The company also narrowed its loss. The reported loss of $68 million, or 22 cents a share, beat analyst expectations of 37 cent-a-share loss. Last year’s loss during the same period was $150 million.
“The first quarter was clearly challenging from a sales perspective. Although our business was not immune to the issues facing other retailers, I am pleased that we were able to deliver our second consecutive quarter of positive operating profit,” said Marvin R. Ellison, chief executive officer. “In addition, the teams did an excellent job of proactively managing the business throughout the quarter to ensure we remained a fiscally disciplined organization. As a result, we exceeded our profitability expectations, achieving a 63% increase in EBITDA to $176 million for the quarter.”
Ellison continued, “While our first quarter sales were below our expectations, we are maintaining our annual comp guidance of 3% to 4% as a result of the positive nature of our recent sales trends, the strength of our Sephora business and our decision to accelerate our appliance rollout. However, we are lowering our full year gross margin guidance to a 10 to 30 basis points increase for the year, reflecting the rollout of appliances and the rapid growth of our online business. Having said that, we remain confident that our turnaround remains on track, and we are excited about our 2016 sales drivers including new Sephora locations, Center Core enhancements and our nationwide rollout of major appliances announced earlier this week.
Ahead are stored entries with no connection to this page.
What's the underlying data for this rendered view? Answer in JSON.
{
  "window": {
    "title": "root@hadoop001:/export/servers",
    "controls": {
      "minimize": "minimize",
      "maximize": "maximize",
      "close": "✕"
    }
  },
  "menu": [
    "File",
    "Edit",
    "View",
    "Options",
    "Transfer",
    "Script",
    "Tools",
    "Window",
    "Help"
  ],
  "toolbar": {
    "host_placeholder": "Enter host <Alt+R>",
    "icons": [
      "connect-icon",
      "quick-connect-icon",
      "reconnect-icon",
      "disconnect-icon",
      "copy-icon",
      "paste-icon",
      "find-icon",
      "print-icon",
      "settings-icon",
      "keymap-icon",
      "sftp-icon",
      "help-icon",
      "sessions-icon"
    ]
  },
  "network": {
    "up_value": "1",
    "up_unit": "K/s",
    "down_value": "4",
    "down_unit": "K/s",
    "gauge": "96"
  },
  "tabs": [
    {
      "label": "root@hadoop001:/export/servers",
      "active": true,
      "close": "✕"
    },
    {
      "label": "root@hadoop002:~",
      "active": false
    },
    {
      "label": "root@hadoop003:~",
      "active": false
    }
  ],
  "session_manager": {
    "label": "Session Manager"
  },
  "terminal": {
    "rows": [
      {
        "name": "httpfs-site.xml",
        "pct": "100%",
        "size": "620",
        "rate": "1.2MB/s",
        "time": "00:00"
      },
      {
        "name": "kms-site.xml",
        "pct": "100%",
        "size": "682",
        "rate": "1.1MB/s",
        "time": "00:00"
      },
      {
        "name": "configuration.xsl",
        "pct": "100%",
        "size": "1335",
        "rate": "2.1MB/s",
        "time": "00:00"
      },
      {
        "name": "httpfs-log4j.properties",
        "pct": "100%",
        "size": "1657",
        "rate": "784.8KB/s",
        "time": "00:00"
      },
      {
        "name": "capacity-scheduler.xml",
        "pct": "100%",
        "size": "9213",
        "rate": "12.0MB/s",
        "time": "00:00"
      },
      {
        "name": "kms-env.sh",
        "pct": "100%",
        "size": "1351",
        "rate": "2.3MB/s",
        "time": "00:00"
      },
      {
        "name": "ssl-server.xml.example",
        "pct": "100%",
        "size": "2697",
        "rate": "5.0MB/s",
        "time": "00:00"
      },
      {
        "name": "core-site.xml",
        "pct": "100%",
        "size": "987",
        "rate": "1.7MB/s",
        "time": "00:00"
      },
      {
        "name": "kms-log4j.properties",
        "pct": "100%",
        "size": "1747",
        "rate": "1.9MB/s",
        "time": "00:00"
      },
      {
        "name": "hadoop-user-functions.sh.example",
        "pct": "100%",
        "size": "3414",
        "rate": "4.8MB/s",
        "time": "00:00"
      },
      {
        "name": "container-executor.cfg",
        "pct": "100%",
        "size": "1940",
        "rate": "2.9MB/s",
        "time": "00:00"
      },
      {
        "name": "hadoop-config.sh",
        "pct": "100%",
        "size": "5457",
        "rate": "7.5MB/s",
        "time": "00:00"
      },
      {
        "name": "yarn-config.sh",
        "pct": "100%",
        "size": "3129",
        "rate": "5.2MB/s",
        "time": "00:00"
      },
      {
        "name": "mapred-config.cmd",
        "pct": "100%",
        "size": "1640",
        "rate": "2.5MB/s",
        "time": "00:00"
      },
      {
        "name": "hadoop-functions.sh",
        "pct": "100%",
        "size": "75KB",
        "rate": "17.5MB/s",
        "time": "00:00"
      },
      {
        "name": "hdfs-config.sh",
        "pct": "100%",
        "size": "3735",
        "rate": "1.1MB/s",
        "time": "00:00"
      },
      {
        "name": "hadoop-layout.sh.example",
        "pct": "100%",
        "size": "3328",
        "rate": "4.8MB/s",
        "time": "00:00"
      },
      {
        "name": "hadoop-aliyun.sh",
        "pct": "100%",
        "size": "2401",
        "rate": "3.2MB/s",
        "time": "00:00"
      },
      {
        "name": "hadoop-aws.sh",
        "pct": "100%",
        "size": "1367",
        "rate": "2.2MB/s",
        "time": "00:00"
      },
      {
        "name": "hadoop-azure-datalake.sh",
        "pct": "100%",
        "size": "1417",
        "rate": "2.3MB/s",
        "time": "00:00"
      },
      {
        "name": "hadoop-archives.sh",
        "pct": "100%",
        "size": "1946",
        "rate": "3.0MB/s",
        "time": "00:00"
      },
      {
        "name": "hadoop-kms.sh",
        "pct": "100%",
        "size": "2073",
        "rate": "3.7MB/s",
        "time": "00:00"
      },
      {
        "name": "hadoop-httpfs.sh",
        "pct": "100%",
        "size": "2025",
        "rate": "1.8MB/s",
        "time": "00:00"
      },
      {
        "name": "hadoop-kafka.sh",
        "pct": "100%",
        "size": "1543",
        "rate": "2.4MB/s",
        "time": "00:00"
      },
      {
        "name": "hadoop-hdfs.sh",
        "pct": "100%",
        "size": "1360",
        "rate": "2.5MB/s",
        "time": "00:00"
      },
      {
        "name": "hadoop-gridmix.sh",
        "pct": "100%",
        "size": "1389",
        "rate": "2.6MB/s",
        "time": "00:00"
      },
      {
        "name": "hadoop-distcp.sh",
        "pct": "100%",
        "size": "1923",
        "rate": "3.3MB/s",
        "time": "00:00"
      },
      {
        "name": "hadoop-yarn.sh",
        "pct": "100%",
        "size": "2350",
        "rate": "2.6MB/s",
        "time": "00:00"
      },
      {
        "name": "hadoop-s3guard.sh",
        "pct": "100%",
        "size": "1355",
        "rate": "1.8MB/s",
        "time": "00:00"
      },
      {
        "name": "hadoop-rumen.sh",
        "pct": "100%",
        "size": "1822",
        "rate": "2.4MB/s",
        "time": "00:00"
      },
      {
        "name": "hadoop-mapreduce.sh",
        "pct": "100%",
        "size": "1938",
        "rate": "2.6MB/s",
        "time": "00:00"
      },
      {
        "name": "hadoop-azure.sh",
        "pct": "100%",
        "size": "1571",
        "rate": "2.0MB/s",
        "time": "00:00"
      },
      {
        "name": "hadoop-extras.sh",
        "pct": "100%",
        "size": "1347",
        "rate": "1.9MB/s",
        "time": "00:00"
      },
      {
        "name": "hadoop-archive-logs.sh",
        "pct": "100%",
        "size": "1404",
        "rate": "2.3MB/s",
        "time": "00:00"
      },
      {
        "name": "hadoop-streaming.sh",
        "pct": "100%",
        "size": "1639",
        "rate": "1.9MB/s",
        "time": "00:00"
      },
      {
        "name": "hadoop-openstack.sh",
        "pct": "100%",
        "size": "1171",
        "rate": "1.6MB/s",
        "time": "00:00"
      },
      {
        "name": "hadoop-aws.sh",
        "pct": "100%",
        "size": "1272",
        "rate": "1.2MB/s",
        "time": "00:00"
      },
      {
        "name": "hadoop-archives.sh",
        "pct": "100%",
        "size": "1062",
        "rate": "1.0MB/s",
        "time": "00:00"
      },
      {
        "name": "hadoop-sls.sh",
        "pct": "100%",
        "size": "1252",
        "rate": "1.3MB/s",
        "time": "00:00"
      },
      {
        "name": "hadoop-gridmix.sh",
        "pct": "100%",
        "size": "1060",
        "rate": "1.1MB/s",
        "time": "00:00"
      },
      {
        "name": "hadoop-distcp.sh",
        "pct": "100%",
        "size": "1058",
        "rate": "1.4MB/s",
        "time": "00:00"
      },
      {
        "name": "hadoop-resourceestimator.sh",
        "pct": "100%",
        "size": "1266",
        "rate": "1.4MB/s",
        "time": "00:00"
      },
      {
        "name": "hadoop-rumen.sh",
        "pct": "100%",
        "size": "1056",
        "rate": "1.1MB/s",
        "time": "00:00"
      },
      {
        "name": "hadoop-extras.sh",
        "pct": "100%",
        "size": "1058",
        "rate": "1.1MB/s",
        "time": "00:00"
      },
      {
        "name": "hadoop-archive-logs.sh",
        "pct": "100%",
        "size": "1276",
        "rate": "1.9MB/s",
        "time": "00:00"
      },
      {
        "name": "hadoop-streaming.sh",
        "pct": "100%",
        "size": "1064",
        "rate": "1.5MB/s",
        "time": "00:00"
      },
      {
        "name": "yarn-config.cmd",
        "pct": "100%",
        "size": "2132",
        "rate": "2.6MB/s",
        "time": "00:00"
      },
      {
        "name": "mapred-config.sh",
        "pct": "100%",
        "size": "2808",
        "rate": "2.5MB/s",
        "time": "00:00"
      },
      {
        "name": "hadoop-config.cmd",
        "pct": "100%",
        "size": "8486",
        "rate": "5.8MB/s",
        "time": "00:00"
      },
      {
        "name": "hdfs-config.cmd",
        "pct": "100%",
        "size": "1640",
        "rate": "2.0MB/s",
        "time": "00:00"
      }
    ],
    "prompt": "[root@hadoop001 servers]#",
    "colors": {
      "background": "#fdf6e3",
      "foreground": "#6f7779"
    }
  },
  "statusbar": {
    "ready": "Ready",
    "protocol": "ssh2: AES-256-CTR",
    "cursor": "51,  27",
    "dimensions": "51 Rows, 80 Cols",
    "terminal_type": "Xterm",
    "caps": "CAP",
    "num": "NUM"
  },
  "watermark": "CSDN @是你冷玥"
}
Accordingly, we are reaffirming our $1 billion in EBITDA for 2016.”
For the quarter, Men’s, Sephora and Footwear and Handbags were the Company’s top performing divisions. Geographically, the North East and Ohio Valley were the best performing regions of the country.
For the first quarter, gross margin was 36.2% of sales. Gross margin was impacted by additional markdowns due to unseasonable weather, partially offset by an improvement in our clearance selling margin.
SG&A expenses for the quarter were down $93 million to $872 million, or 31% of sales, representing a 280 basis point improvement from last year. These savings were primarily driven by lower controllable costs and corporate overhead, reduced advertising spend and improved private label credit card income.
EBITDA improved $68 million to $176 million for the quarter, a 63% improvement from the same period last year. Adjusted EBITDA improved 80% to $153 million, a $68 million improvement from the same period last year. For the first quarter, the Company delivered a 55% improvement in net income over the prior year to a loss of $68 million or $(0.22) per share. A reconciliation of GAAP to non-GAAP financial measures is included in the schedules accompanying the consolidated financial statements in this release.
The Company updated its 2016 full year guidance as follows:
- Comparable store sales: expected to increase 3% to 4%;
- Gross margin: now, expected to increase 10 to 30 basis points;
- SG&A dollars: expected to decrease versus 2015;
- EBITDA: expected to be $1 billion;
- Adjusted earnings per share: expected to be positive;
- Free cash flow: expected to improve versus 2015.